The liquidation announcement led to rumours of FTX's insolvency, which in turn led to a run on the crypto exchange by users seeking to withdraw their assets. Soon, FTX ran into a liquidity crisis and withdrawals faltered. Binance reached out with a “letter of intent” to acquire FTX to save resolve the crisis, but quickly backpedalled after taking a look at the company's books with Zhao stating that the exchange was beyond saving.

“I didn't mean for any of this to happen, and I would give anything to be able to go back and do things over again. You were my family,” Bankman-Fried wrote in the letter which was first acquired by those at CoinDesk. “I've lost that, and our old home is an empty warehouse of monitors. When I turn around, there's no one left to talk to.”

The letter was shared on the company's internal Slack server. Since Bankman-Fried is no longer an employee of the company, he no longer has access to the chat, and the letter was shared by a current employee.

According to the letter, FTX held about $60 billion (roughly Rs. 4,87,100 crore) and $2 billion (roughly Rs. 16,230 crore) in liabilities in the spring, but the market crash reduced the value by half. He said that the collateral for the company dropped to about $25 billion (roughly Rs. 2,02,950 crore), while liabilities quadrupled to $8 billion (roughly Rs. 64,940 crore). Yet another “concentrated, hyper-correlated” crash in November led to the collateral falling to $17 billion (roughly Rs. 1,38,010 crore). And finally, he said, the “run on the bank” triggered by “the same attacks” ended with collateral at $9 billion (roughly Rs. 73,060 crore).

“As we frantically put everything together, it became clear that the position was larger than its display on admin/users, because of old fiat deposits before FTX had bank accounts,” Bankman-Fried wrote. “I did not realize the full extent of the margin position, nor did I realise the magnitude of the risk posed by a hyper-correlated crash.”
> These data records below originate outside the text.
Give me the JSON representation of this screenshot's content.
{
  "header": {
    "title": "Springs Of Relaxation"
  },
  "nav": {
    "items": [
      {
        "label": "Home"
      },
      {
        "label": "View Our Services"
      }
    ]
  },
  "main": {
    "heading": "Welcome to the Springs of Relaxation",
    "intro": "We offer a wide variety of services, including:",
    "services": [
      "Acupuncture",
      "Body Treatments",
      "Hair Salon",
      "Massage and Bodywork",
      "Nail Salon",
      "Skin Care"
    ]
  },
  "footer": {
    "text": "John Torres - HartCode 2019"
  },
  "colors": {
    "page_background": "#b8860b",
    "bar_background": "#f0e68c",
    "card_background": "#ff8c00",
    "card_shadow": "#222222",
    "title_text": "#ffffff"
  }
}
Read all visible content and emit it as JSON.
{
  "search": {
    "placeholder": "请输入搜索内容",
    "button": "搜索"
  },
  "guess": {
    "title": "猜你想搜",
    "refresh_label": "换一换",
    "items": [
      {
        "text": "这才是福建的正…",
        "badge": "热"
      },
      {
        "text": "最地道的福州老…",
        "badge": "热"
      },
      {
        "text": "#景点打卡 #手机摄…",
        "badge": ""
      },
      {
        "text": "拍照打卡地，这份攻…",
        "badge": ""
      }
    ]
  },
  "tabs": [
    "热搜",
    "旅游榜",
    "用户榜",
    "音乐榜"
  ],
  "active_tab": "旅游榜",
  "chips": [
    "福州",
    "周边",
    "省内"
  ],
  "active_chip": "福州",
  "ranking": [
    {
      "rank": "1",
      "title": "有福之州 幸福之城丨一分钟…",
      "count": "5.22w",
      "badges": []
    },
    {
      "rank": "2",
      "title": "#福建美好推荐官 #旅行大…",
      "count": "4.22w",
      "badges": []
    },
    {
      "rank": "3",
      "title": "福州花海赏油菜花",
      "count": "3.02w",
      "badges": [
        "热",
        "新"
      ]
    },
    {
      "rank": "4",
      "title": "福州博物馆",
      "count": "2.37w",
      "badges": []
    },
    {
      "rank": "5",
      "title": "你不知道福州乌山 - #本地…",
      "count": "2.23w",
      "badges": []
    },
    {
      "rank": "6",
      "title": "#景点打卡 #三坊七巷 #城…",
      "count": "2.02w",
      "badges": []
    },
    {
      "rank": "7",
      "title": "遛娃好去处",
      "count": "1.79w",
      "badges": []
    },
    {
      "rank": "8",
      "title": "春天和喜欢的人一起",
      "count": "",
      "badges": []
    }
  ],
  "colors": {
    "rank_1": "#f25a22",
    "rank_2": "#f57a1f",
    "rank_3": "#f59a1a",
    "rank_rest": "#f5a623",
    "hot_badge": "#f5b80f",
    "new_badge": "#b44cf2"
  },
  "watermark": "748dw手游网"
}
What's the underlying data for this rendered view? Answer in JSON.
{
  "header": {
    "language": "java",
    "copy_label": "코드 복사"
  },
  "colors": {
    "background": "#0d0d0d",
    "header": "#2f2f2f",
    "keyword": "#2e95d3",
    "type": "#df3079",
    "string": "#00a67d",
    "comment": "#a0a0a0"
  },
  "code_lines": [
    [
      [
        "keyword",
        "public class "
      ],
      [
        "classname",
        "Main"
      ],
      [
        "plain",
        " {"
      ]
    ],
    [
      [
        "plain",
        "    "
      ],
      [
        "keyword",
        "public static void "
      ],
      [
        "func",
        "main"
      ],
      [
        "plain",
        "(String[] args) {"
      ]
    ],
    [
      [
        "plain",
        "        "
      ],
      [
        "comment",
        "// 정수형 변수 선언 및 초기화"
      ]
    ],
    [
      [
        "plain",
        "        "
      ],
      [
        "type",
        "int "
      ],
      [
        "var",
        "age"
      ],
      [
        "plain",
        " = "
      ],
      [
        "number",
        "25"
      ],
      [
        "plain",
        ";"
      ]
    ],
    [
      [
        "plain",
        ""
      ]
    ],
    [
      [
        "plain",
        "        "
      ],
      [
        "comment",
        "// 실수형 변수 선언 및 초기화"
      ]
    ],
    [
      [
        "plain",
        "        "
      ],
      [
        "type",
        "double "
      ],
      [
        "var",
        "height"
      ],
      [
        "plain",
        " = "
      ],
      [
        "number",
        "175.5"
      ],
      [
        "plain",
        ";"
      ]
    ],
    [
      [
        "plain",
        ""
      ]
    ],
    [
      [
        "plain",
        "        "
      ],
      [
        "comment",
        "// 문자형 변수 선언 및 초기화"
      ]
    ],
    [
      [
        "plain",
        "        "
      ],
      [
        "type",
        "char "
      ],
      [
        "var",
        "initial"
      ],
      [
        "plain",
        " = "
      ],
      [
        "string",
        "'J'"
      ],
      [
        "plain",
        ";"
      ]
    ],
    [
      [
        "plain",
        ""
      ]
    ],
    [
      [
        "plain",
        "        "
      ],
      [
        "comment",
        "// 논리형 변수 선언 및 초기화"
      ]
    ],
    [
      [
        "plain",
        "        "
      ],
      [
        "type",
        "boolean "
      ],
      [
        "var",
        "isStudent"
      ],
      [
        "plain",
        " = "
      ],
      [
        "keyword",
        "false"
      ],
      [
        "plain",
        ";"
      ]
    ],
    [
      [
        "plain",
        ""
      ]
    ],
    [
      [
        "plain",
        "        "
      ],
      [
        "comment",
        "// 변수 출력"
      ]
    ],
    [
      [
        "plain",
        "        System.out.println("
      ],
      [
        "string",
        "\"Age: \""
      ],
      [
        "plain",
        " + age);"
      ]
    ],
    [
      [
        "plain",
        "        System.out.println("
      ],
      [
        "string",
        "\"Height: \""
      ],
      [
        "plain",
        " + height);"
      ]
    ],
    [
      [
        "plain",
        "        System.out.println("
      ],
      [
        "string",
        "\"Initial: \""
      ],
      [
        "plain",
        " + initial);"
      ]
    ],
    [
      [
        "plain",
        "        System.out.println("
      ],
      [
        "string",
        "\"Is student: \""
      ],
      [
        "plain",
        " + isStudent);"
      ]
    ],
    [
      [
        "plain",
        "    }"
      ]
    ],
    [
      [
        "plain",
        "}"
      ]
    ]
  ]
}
He added that an extreme amount of pressure came down make "hard calls very quickly" when the collapse began and that he had made irrational decisions as a result. He appears to regret filing for bankruptcy, since some of the entities FTX that he claims were solvent, and believes that he could have saved the company even as it was in its death throes.

"An extreme amount of coordinated pressure came, out of desperation, to file for bankruptcy for all of FTX — even entities that were solvent – and despite other jurisdictions' claims," he wrote. "We likely could have raised significant funding; potential interest in billions of dollars of funding came in roughly eight minutes after I signed the Chapter 11 docs. Between those funds, the billions of dollars of collateral the company still held, and the interest we'd received from other parties, I think that we probably could have returned large value to customers and saved the business.”

Although the letter outlines the downfall of FTX and comments on where the money went and why the collapse happened during his tenure, he did not address some of the more controversial aspects of his command. These include example like allegations that FTX loaned customer funds to its sister company Alameda Research, or the leaked documents that revealed the tight relationship between the two companies involving the FTT tokens.

In his conclusion, Bankman-Fried claims that he hopes that FTX can still be saved. "Maybe there's still a chance to save the company," he said. "I believe that there are billions of dollars of genuine interest from new investors that could go to making customers whole. But I can't promise you that anything will happen, because it's not my choice."